Это неверное суждение столь же занимательно в своем наивном представлении о том, что все похожи на его автора, как и искреннее убеждение Меттерниха в том, что «дом Ротшильдов имеет во Франции куда большее значение, чем какое-либо иноземное правительство», или его уверенное предсказание венским Ротшильдам незадолго до Австрийской революции 1848 г.: «Если мне суждено погореть, погорите и вы». Истина же заключается в том, что у Ротшильдов было столь же мало политических представлений о том, чего они хотели бы добиться во Франции, как и у других еврейских банкиров, не говоря уже о наличии такой четко определенной цели, которая хотя бы в малейшей степени предполагала войну. Дело обстоит как раз наоборот. Как и их соплеменники, Ротшильды никогда не становились союзниками какого-то определенного правительства, они скорее вступали в союз с правительствами вообще, с властью как таковой. Если в то время они явно предпочитали монархические правительства республиканским, то связано это было только с тем, что республики, как они справедливо полагали, в большей степени опирались на волю народа, которому они инстинктивно не доверяли.
Насколько глубокой была вера евреев в государство и насколько фантастическим было их невежество относительно европейской действительности, стало очевидным в последние годы Веймарской республики, когда, уже достаточно встревоженные своим будущим, они попробовали себя в политике. С помощью нескольких неевреев они основали партию среднего класса, названную «Государственная партия» (Staatspartai). Само ее название заключает противоречие между терминами. Евреи настолько наивно были убеждены в том, что их «партия», призванная будто бы представлять их в политической и социальной борьбе, должна быть собственно государством, что даже не уяснили сам характер отношения партии к государству. Если бы кто-то решил воспринять всерьез эту партию респектабельных и сбитых с толку джентльменов, то он мог бы прийти только к тому выводу, что за проявляемой внешне безусловной лояльностью скрываются зловещие силы, замышляющие захват государства.
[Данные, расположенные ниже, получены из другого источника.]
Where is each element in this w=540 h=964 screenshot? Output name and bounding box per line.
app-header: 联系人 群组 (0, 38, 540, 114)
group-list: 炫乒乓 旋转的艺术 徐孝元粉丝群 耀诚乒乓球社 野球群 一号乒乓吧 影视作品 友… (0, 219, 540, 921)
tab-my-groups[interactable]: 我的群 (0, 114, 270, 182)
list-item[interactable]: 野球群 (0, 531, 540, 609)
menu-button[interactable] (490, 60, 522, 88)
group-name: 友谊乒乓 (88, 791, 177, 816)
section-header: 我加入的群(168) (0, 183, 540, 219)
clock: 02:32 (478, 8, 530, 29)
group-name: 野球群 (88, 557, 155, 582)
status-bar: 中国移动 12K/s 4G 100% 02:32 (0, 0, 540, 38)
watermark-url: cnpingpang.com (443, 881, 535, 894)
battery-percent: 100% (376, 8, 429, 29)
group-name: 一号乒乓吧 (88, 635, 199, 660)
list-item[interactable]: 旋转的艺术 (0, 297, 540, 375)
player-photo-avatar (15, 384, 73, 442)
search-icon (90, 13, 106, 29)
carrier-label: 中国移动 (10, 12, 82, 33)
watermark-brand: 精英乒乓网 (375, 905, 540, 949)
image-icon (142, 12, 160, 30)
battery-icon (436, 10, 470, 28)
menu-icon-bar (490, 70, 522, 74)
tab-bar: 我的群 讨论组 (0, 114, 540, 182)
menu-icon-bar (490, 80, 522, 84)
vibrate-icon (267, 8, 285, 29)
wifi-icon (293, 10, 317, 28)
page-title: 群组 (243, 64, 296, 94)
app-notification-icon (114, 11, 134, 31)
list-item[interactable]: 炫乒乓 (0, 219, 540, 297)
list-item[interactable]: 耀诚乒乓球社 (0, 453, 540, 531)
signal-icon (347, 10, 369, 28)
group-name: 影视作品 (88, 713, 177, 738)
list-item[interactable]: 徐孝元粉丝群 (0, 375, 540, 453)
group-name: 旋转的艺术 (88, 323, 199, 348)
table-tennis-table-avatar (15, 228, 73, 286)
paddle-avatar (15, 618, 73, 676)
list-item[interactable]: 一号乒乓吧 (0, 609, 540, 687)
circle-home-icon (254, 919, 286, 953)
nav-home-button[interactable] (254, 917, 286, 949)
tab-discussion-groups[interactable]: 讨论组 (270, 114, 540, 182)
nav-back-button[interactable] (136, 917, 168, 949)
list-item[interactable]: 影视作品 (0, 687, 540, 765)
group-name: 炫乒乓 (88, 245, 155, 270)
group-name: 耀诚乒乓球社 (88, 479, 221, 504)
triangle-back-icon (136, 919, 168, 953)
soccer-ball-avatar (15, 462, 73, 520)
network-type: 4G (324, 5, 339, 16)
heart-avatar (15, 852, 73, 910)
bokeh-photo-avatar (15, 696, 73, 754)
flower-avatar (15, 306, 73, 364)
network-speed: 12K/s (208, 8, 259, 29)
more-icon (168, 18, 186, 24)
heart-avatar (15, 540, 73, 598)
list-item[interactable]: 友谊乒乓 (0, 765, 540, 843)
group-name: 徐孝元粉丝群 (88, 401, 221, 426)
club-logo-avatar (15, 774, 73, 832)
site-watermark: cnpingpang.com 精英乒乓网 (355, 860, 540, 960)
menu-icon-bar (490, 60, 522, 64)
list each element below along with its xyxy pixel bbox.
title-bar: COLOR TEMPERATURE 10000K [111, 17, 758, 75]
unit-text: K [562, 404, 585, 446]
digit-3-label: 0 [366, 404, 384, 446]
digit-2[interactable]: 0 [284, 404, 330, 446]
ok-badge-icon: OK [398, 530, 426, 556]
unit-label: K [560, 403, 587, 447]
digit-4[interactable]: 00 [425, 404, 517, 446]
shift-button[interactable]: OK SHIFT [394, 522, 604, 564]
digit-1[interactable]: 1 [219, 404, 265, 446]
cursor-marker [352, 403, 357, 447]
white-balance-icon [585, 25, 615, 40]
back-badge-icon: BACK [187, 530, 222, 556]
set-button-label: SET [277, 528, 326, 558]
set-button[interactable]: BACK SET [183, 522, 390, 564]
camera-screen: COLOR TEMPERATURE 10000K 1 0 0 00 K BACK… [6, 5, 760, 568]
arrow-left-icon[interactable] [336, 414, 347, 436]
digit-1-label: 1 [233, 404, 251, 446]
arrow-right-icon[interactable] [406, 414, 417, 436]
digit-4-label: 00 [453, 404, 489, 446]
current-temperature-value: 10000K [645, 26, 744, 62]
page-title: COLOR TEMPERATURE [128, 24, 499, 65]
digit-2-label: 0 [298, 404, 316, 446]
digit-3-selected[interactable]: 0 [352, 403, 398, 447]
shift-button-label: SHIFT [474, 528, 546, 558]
Подобно тому как евреи совсем не видели нарастания напряжения между государством и обществом, они точно так же последними осознали, что силою обстоятельств оказались втянутыми в центр конфликта. Они поэтому никак не могли понять, как им следует оценивать антисемитизм, или, точнее, не могли уловить момент, когда социальная дискриминация превращалась в политическое явление. В течение более чем столетия антисемитизм медленно и постепенно проникал почти во все социальные слои почти во всех европейских странах, а затем неожиданно проявился как тот вопрос, по которому можно было достичь почти единого мнения. Закон, в соответствии с которым протекал этот процесс, был прост: всякий класс в обществе, вступавший в конфликт с государством как таковым, проникался антисемитизмом, поскольку единственной группой, которая, как казалось, представляла государство, были евреи. А единственным классом, который оказался практически не зараженным антисемитской пропагандой, был рабочий класс. Погруженные в классовую борьбу и вооруженные марксистским пониманием истории, они вступали в непосредственный конфликт не с государством, а с другим классом общества — буржуазией, которую евреи уж точно не представляли и значимой частью которой никогда не были.